Marcus Spears and Dan Orlovsky analyze Todd Gurley II's decision to sign with the Falcons and how he can impact their offense. (1:53)

Atlanta Falcons offensive coordinator Dirk Koetter says newly acquired running back Todd Gurley can still play at a high level but added that the team is taking a wait-and-see approach regarding the health of the three-time Pro Bowler's left knee.

Gurley, who was released by the Los Angeles Rams after five seasons, signed a one-year, $5.5 million contract with the Falcons, a deal still pending a physical. The Falcons hope the 2017 NFL Offensive Player of the Year can jump-start a run game that ranked 30th out of 32 teams last season (85.1 yards per game).

"He's only 25 years old and he's had two seasons where he was arguably the best running back in football," Koetter said of Gurley. "This guy, when he's at his best, he's got speed, he's got power, he can break tackles, he's elusive, he can catch the ball out of the backfield. We've all seen what he can do. His accolades speak for themselves. We just have to see how healthy he is and how consistently he can do it.

"He can still do it. It's just a matter of how often can he do it."

The Falcons won't need Gurley to carry the entire load. The team returns Brian Hill, Ito Smith, and Qadree Ollison in the backfield after releasing two-time Pro Bowler Devonta Freeman. Gurley said his workload in practice and games will be discussed at a later time.

Upon joining the Falcons, Gurley pointed out that his knee was surgically repaired six years ago after an ACL tear and that he played in 15 of 16 games in 2019 despite questions about his health.

Koetter noted how Gurley performed in last year's season opener against the Carolina Panthers, with 97 rushing yards and an average of 6.9 yards per carry, and that the former Georgia star gained another 97 rushing yards against the Chicago Bears on Nov. 17.

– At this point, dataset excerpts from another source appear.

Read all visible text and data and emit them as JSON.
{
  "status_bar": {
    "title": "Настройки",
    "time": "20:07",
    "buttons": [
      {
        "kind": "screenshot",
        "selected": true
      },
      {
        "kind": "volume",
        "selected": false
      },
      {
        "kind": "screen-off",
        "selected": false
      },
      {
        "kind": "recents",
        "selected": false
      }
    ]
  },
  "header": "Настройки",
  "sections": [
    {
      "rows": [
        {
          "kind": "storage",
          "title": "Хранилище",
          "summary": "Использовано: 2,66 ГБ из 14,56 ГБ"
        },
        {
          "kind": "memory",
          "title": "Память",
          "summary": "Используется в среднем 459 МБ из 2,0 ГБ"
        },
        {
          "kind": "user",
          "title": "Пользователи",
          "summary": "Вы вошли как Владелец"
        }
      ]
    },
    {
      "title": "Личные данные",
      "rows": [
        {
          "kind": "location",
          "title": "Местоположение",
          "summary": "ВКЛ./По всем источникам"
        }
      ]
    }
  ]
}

"Todd has had an unbelievable career and is a heck of a player," Koetter said. "I think it's also really fortunate for us that he's coming from a real similar offensive system terminology-wise. The run game is very similar, conceptually, to what they were doing in L.A.

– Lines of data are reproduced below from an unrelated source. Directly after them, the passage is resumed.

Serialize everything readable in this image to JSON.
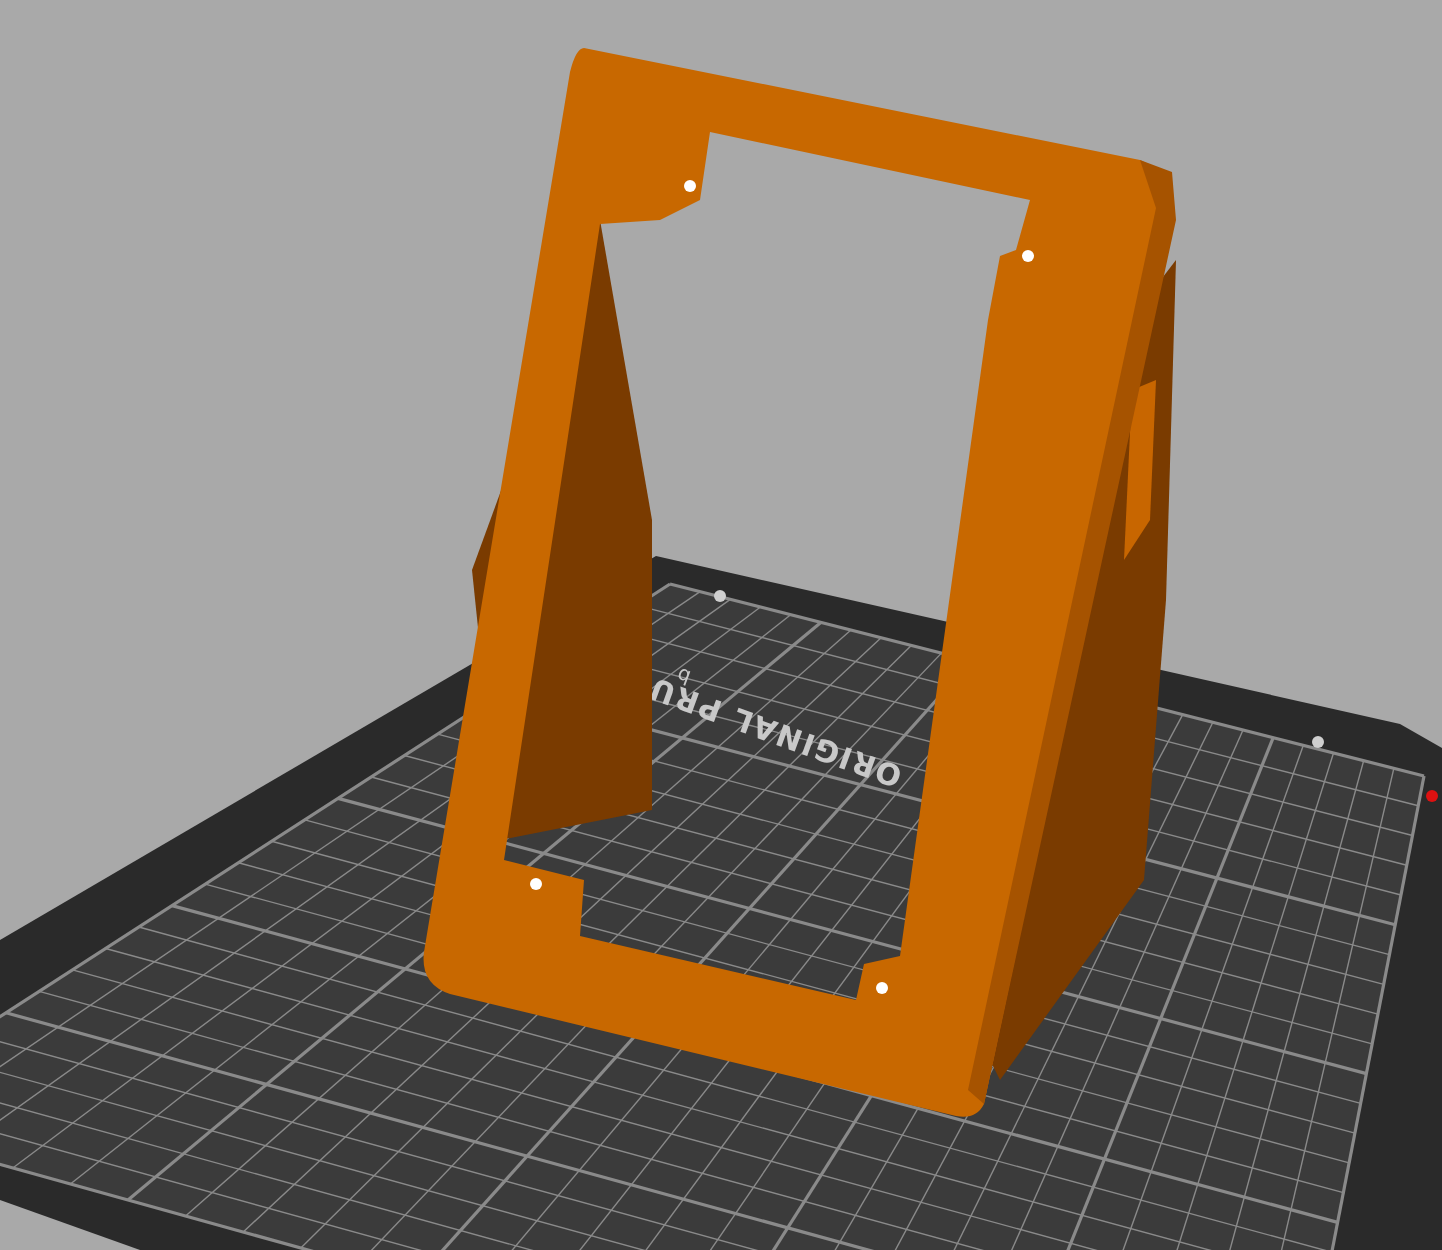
{
  "viewport": {
    "bed_label": "ORIGINAL PRU",
    "bed_sublabel": "b"
  }
}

"I know from talking to Todd that he's fired up to be coming back to Georgia. He can do everything. He's an excellent runner. He's good in the pass game. He can protect. The main question that no one seems to know is, 'What's his health status? What's his workload?' He averaged about 17 touches a game last year, which is a little bit lower than he had been when he was All-Pro. We're just going to have to find that out once we get here and get him working, get him up and running."